A WildAid survey conducted earlier this year found that 80% of Ugandans polled believed that wildlife is an important source of income for the country. Additionally, 75% thought that more should be done to stop wildlife trafficking.

"With gorillas and chimpanzees, in addition to elephants, rhinos, leopards and lions, Uganda is uniquely placed to expand its wildlife tourism industry and create many thousands more jobs in the tourism sector," said WildAid CEO Peter Knights.

"But poaching and the bush meat trade threaten not only Uganda's heritage but also its economy. To support the conservation of these animals, the Ugandan public can help the government by reporting wildlife crime," Knights said.

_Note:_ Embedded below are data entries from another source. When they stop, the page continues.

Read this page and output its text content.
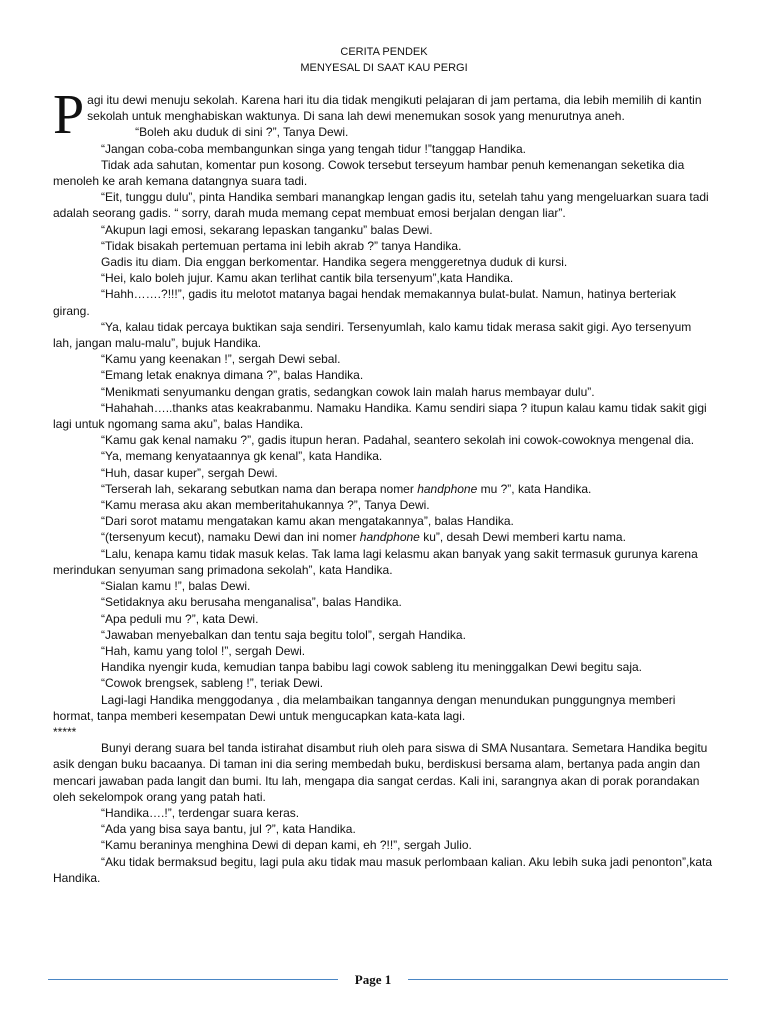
CERITA PENDEK
MENYESAL DI SAAT KAU PERGI

Pagi itu dewi menuju sekolah. Karena hari itu dia tidak mengikuti pelajaran di jam pertama, dia lebih memilih di kantin sekolah untuk menghabiskan waktunya. Di sana lah dewi menemukan sosok yang menurutnya aneh.

“Boleh aku duduk di sini ?”, Tanya Dewi.

“Jangan coba-coba membangunkan singa yang tengah tidur !”tanggap Handika.

Tidak ada sahutan, komentar pun kosong. Cowok tersebut terseyum hambar penuh kemenangan seketika dia menoleh ke arah kemana datangnya suara tadi.

“Eit, tunggu dulu”, pinta Handika sembari manangkap lengan gadis itu, setelah tahu yang mengeluarkan suara tadi adalah seorang gadis. “ sorry, darah muda memang cepat membuat emosi berjalan dengan liar”.

“Akupun lagi emosi, sekarang lepaskan tanganku” balas Dewi.

“Tidak bisakah pertemuan pertama ini lebih akrab ?” tanya Handika.

Gadis itu diam. Dia enggan berkomentar. Handika segera menggeretnya duduk di kursi.

“Hei, kalo boleh jujur. Kamu akan terlihat cantik bila tersenyum”,kata Handika.

“Hahh…….?!!!”, gadis itu melotot matanya bagai hendak memakannya bulat-bulat. Namun, hatinya berteriak girang.

“Ya, kalau tidak percaya buktikan saja sendiri. Tersenyumlah, kalo kamu tidak merasa sakit gigi. Ayo tersenyum lah, jangan malu-malu”, bujuk Handika.

“Kamu yang keenakan !”, sergah Dewi sebal.

“Emang letak enaknya dimana ?”, balas Handika.

“Menikmati senyumanku dengan gratis, sedangkan cowok lain malah harus membayar dulu”.

“Hahahah…..thanks atas keakrabanmu. Namaku Handika. Kamu sendiri siapa ? itupun kalau kamu tidak sakit gigi lagi untuk ngomang sama aku”, balas Handika.

“Kamu gak kenal namaku ?”, gadis itupun heran. Padahal, seantero sekolah ini cowok-cowoknya mengenal dia.

“Ya, memang kenyataannya gk kenal”, kata Handika.

“Huh, dasar kuper”, sergah Dewi.

“Terserah lah, sekarang sebutkan nama dan berapa nomer handphone mu ?”, kata Handika.

“Kamu merasa aku akan memberitahukannya ?”, Tanya Dewi.

“Dari sorot matamu mengatakan kamu akan mengatakannya”, balas Handika.

“(tersenyum kecut), namaku Dewi dan ini nomer handphone ku”, desah Dewi memberi kartu nama.

“Lalu, kenapa kamu tidak masuk kelas. Tak lama lagi kelasmu akan banyak yang sakit termasuk gurunya karena merindukan senyuman sang primadona sekolah”, kata Handika.

“Sialan kamu !”, balas Dewi.

“Setidaknya aku berusaha menganalisa”, balas Handika.

“Apa peduli mu ?”, kata Dewi.

“Jawaban menyebalkan dan tentu saja begitu tolol”, sergah Handika.

“Hah, kamu yang tolol !”, sergah Dewi.

Handika nyengir kuda, kemudian tanpa babibu lagi cowok sableng itu meninggalkan Dewi begitu saja.

“Cowok brengsek, sableng !”, teriak Dewi.

Lagi-lagi Handika menggodanya , dia melambaikan tangannya dengan menundukan punggungnya memberi hormat, tanpa memberi kesempatan Dewi untuk mengucapkan kata-kata lagi.

*****

Bunyi derang suara bel tanda istirahat disambut riuh oleh para siswa di SMA Nusantara. Semetara Handika begitu asik dengan buku bacaanya. Di taman ini dia sering membedah buku, berdiskusi bersama alam, bertanya pada angin dan mencari jawaban pada langit dan bumi. Itu lah, mengapa dia sangat cerdas. Kali ini, sarangnya akan di porak porandakan oleh sekelompok orang yang patah hati.

“Handika….!”, terdengar suara keras.

“Ada yang bisa saya bantu, jul ?”, kata Handika.

“Kamu beraninya menghina Dewi di depan kami, eh ?!!”, sergah Julio.

“Aku tidak bermaksud begitu, lagi pula aku tidak mau masuk perlombaan kalian. Aku lebih suka jadi penonton”,kata Handika.

Page 1
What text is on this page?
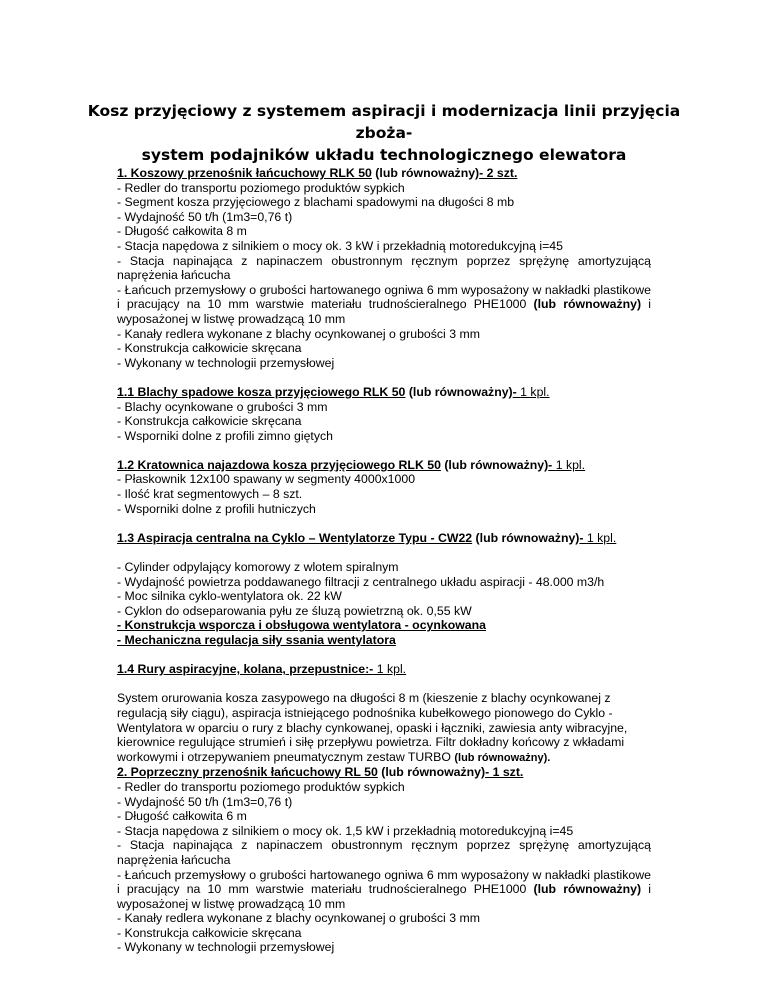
Kosz przyjęciowy z systemem aspiracji i modernizacja linii przyjęcia zboża-
system podajników układu technologicznego elewatora
1. Koszowy przenośnik łańcuchowy RLK 50 (lub równoważny)- 2 szt.
- Redler do transportu poziomego produktów sypkich
- Segment kosza przyjęciowego z blachami spadowymi na długości 8 mb
- Wydajność 50 t/h (1m3=0,76 t)
- Długość całkowita 8 m
- Stacja napędowa z silnikiem o mocy ok. 3 kW i przekładnią motoredukcyjną i=45
- Stacja napinająca z napinaczem obustronnym ręcznym poprzez sprężynę amortyzującą naprężenia łańcucha
- Łańcuch przemysłowy o grubości hartowanego ogniwa 6 mm wyposażony w nakładki plastikowe i pracujący na 10 mm warstwie materiału trudnościeralnego PHE1000 (lub równoważny) i wyposażonej w listwę prowadzącą 10 mm
- Kanały redlera wykonane z blachy ocynkowanej o grubości 3 mm
- Konstrukcja całkowicie skręcana
- Wykonany w technologii przemysłowej
1.1 Blachy spadowe kosza przyjęciowego RLK 50 (lub równoważny)- 1 kpl.
- Blachy ocynkowane o grubości 3 mm
- Konstrukcja całkowicie skręcana
- Wsporniki dolne z profili zimno giętych
1.2 Kratownica najazdowa kosza przyjęciowego RLK 50 (lub równoważny)- 1 kpl.
- Płaskownik 12x100 spawany w segmenty 4000x1000
- Ilość krat segmentowych – 8 szt.
- Wsporniki dolne z profili hutniczych
1.3 Aspiracja centralna na Cyklo – Wentylatorze Typu - CW22 (lub równoważny)- 1 kpl.
- Cylinder odpylający komorowy z wlotem spiralnym
- Wydajność powietrza poddawanego filtracji z centralnego układu aspiracji - 48.000 m3/h
- Moc silnika cyklo-wentylatora ok. 22 kW
- Cyklon do odseparowania pyłu ze śluzą powietrzną ok. 0,55 kW
- Konstrukcja wsporcza i obsługowa wentylatora - ocynkowana
- Mechaniczna regulacja siły ssania wentylatora
1.4 Rury aspiracyjne, kolana, przepustnice:- 1 kpl.
System orurowania kosza zasypowego na długości 8 m (kieszenie z blachy ocynkowanej z regulacją siły ciągu), aspiracja istniejącego podnośnika kubełkowego pionowego do Cyklo - Wentylatora w oparciu o rury z blachy cynkowanej, opaski i łączniki, zawiesia anty wibracyjne, kierownice regulujące strumień i siłę przepływu powietrza. Filtr dokładny końcowy z wkładami workowymi i otrzepywaniem pneumatycznym zestaw TURBO (lub równoważny).
2. Poprzeczny przenośnik łańcuchowy RL 50 (lub równoważny)- 1 szt.
- Redler do transportu poziomego produktów sypkich
- Wydajność 50 t/h (1m3=0,76 t)
- Długość całkowita 6 m
- Stacja napędowa z silnikiem o mocy ok. 1,5 kW i przekładnią motoredukcyjną i=45
- Stacja napinająca z napinaczem obustronnym ręcznym poprzez sprężynę amortyzującą naprężenia łańcucha
- Łańcuch przemysłowy o grubości hartowanego ogniwa 6 mm wyposażony w nakładki plastikowe i pracujący na 10 mm warstwie materiału trudnościeralnego PHE1000 (lub równoważny) i wyposażonej w listwę prowadzącą 10 mm
- Kanały redlera wykonane z blachy ocynkowanej o grubości 3 mm
- Konstrukcja całkowicie skręcana
- Wykonany w technologii przemysłowej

"As the body responsible for the entire wildlife estate of Uganda, UWA is constantly seeking new and innovative ways to promote wildlife conservation in the country," said Dr. Andrew Seguya, Executive Director of UWA.

"We believe this new campaign will go a long way toward ensuring that the people of Uganda take greater price in the wildlife that we have here, along with a greater desire to protect it," Seguya said.